Ralph is a retired U.S. Forest Service official who spent 38 years with the agency in fire, trails, public affairs and wilderness. Before retiring, Ralph was the Regional Wilderness and Rivers Program Manager of the Rocky Mountain Region, where he was responsible for the administration of 47 wilderness areas covering 5 million acres in Colorado, Kansas, Nebraska, South Dakota and eastern Wyoming. Ralph also oversaw the administration of two Wild and Scenic Rivers: the Cache la Poudre (in Colorado) and the Clarks Fork River (in Wyoming).

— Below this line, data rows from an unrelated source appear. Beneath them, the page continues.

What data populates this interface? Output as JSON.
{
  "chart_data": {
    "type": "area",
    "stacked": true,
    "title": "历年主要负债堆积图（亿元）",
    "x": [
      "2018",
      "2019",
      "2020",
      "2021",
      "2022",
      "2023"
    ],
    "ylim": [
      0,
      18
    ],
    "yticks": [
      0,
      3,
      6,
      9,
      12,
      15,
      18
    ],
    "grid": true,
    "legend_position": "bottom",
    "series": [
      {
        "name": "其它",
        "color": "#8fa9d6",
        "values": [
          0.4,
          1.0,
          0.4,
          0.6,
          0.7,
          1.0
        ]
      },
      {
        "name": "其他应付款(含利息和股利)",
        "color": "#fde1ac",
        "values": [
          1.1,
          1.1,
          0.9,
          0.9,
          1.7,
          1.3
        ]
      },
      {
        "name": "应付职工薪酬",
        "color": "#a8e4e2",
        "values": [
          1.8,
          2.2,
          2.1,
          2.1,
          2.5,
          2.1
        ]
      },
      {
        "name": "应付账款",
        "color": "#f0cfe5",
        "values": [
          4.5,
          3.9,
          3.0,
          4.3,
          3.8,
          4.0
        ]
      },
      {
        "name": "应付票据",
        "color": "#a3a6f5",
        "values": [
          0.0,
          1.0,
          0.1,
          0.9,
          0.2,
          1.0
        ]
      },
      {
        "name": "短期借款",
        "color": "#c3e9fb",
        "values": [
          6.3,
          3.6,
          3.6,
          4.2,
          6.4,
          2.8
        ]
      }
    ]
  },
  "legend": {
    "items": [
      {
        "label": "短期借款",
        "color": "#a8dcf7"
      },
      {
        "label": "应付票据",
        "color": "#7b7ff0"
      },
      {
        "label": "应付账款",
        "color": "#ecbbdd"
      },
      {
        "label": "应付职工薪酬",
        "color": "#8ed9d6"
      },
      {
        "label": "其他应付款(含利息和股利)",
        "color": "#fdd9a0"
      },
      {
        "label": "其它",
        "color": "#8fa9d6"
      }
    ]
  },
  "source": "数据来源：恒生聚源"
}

Presentation: “Using Marketing Techniques and Strategies to improve Wilderness Education”

Current methods used to educate wilderness visitors to the Wilderness Act and how it preserves wilderness character for future generations is limited and ineffective. Using marketing techniques can help wilderness volunteer organizations and federal agency managers expand the messaging to more diverse audiences and provide more inclusion and ownership in wilderness stewardship. This presentation will discuss the 5P’s of marketing and how to develop a Marketing Plan using the Marketing Mix concept to better target desired audiences.